These days one has to be a pretty determined art supporter to fight ones way through the afternoon peak hour traffic to attend an exhibition opening in the Johannesburg city centre. But it was heartening to see a how many people thought that Ephraim’s Ngatane’s work would be worth the effort.
In his short life Ngatane made a marked impression on the art of the 1950s, 1960s and 1970s capturing the essence of life in the township. He studied under Cecil Skotnes at the renowned Polly Street Art Centre from 1952 to 1954 and it was there that he began to develop his own style of self expression experimenting with different media such as gouache, watercolour and oil paint. Unlike many of his peers, he used abstract and geometric shapes and a wide spectrum of colour to create emotive renditions of the realities of township life.
The paintings and water colours on show at Ephraim Ngatane: Symphony of Soweto at the Standard Bank Gallery, Johannesburg, have been sourced almost entirely from art collector Greg Blank, much of the work inherited from his father. Most of the works on view were painted in 1968/9. At the exhibition opening Blank told how he first came into contact with Ngatane’s work at the age of eight. The artist would arrive at this parent’s home with a canvas rolled up in old newspaper and his father would hand over fifty or a hundred rands in exchange for a painting. Blank does not recall his father paying too much attention to what was on the canvas but interestingly, particularly at a time when the work of black artists rarely featured in white suburbia, the works were duly framed to decorate the Blank family home.
Blank, once a prominent stock broker who fell foul of the law in the early nineties culminating in an eight year prison sentence (of which he served less than two), explains that it was only after his release from prison that he began to understand the meaning of Ngatane’s work. In the almost two years he spent in Krugersdorp prison he came to the realisation that ‘we as whites think that blacks understand what we are telling them and that blacks think that whites understand what they are telling us’ but that there is a great divide based on our vastly different backgrounds and lives lived far apart in what was then (and to a large extent still is) a racially segregated city.
It was through Ngatane’s work that Blank gained some insight into and empathy for the gritty realities of the black township experience, more specifically life in Soweto during the apartheid years, he said. For Blank Ngatane’s work provides a historical frame of reference for those living in the sprawling township on the perimeter of Johannesburg.

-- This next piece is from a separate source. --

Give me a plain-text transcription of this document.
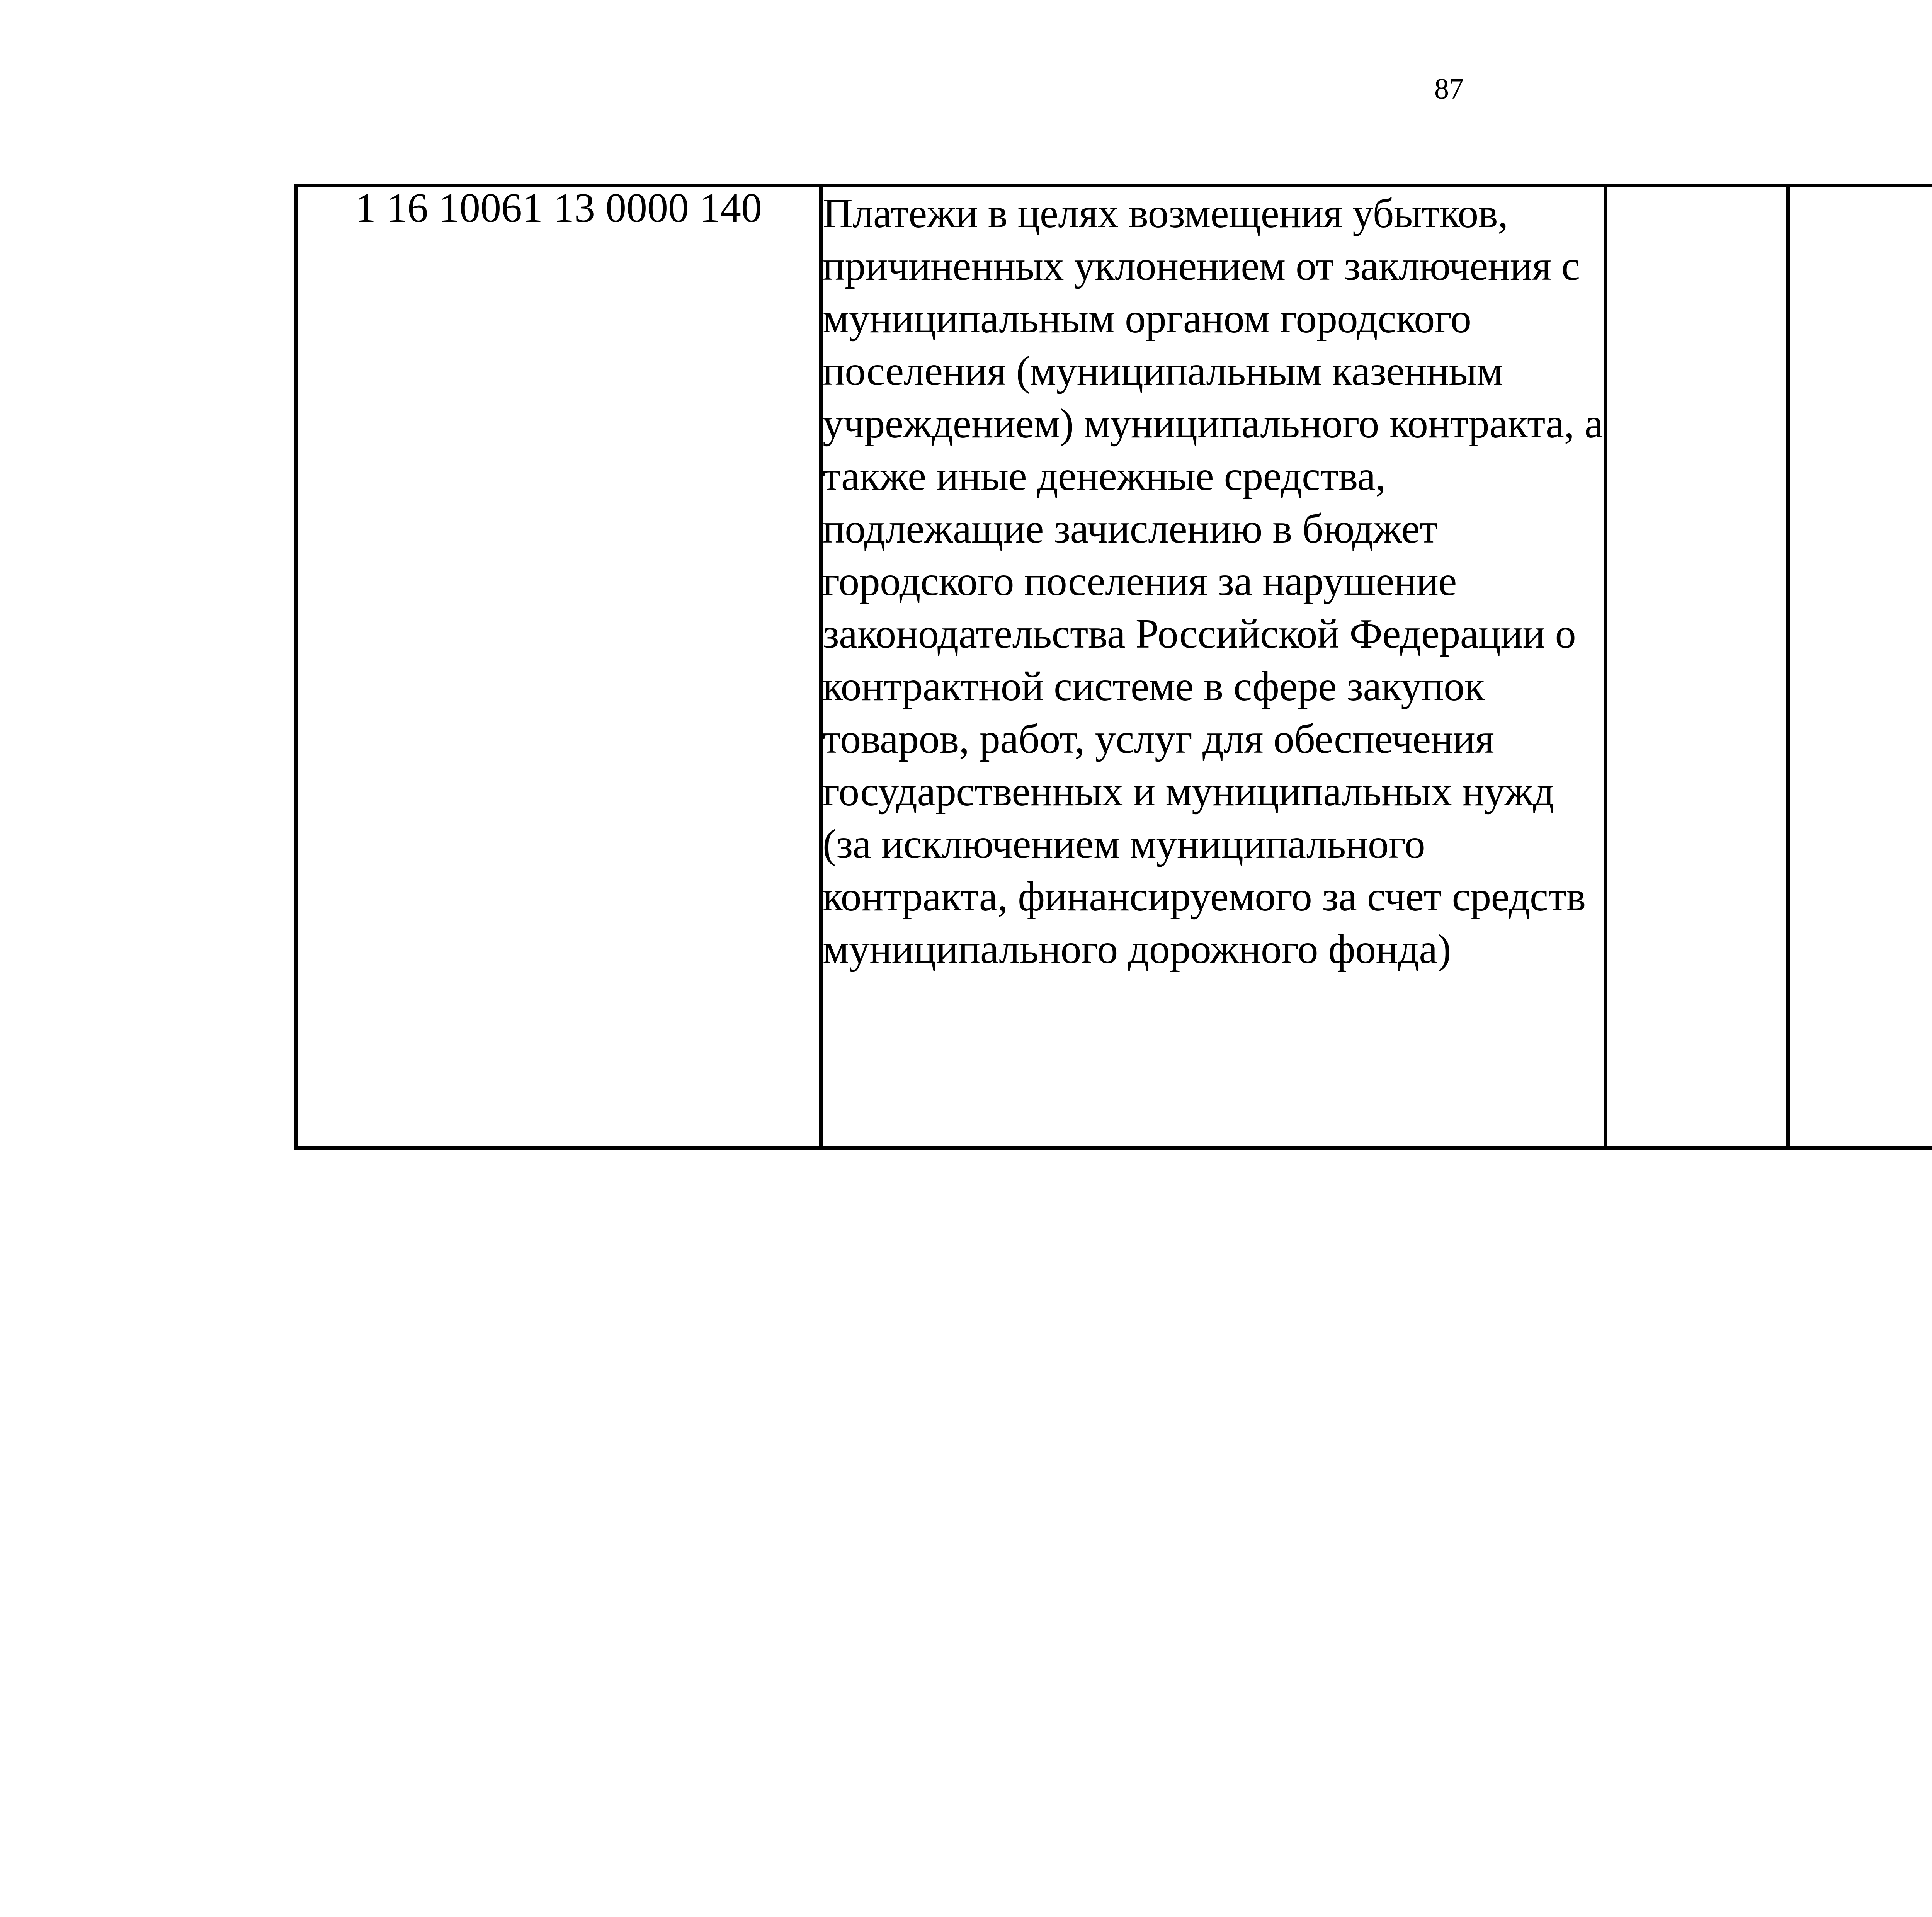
87
1 16 10061 13 0000 140	Платежи в целях возмещения убытков, причиненных уклонением от заключения с муниципальным органом городского поселения (муниципальным казенным учреждением) муниципального контракта, а также иные денежные средства, подлежащие зачислению в бюджет городского поселения за нарушение законодательства Российской Федерации о контрактной системе в сфере закупок товаров, работ, услуг для обеспечения государственных и муниципальных нужд (за исключением муниципального контракта, финансируемого за счет средств муниципального дорожного фонда)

And as an investment tip never goes amiss, the intrepid art collector should probably heed the advice of Blank. His private collection boasts artists such as Marc Chagall, Joan Miro and Henry Moore but, as he contends, the best return on investment today will be realised by investing in black artists such as Ngatane. According to Blank, an avid collector and art dealer, emerging black artists are another good ‘stock’ pick for art buyers.
It is fortuitous that the Blank family preserved such a large number of Ngatane’s work and that the Standard Bank Gallery has made these accessible to the broader public. A drawback is that the bulk of the exhibition showcases works painted predominantly over a short period in the late 1960s so it does not provide an entirely comprehensive overview of the artist’s work – and this is compounded by the artist’s very short life that has deprived us from evaluating how his work may have evolved over a lifetime.

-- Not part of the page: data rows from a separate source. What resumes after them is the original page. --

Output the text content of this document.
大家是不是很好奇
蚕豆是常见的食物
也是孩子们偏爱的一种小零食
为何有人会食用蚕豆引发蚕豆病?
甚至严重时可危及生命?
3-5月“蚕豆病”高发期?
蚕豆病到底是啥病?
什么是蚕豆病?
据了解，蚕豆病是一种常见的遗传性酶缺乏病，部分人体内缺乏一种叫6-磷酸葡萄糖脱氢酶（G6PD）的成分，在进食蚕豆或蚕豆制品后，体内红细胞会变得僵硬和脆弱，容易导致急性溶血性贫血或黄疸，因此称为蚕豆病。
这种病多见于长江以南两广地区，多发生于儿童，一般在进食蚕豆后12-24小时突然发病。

It is also problematic that an artist of Ngatane’s standing is still relegated to the category of black artist by the collector. The artist may well have given expression to the life around him and his personal experiences may well have informed much of his work. But he should not be judged purely as a black artist, particularly in view of his contribution to South African art history and the fact that he sought to capture township living without pandering to the preconceived notions of what was at the time expected of so-called ‘township artists’.
Ngatane’s work is vibrant and he gives colour to the moods and emotions of Soweto, its beggars (see image) and bicycles, its hardships and hopes, the wind, the sun and the snow. He composed pictures giving a visual interpretation of the music and the social life of the township. Having been an accomplished penny whistler and saxophonist, music is a recurring theme in Ngatane’s work. His images range from documentary realism to abstract painting and he brings to his audience an important record of life in the township at a particular time in our history. At times he also experimented with materials such as plaster of Paris or sand and oil paint to create richly textured surfaces.
Ngatane produced some 300 works during his short life of almost 33 years. Sadly he died of tuberculosis in 1971.
The exhibition was curated by Natalie Knight. A hardcover book on Ngatane, entitled A Setting Apart, edited by Rory Bester, was published to coincide with the exhibiton.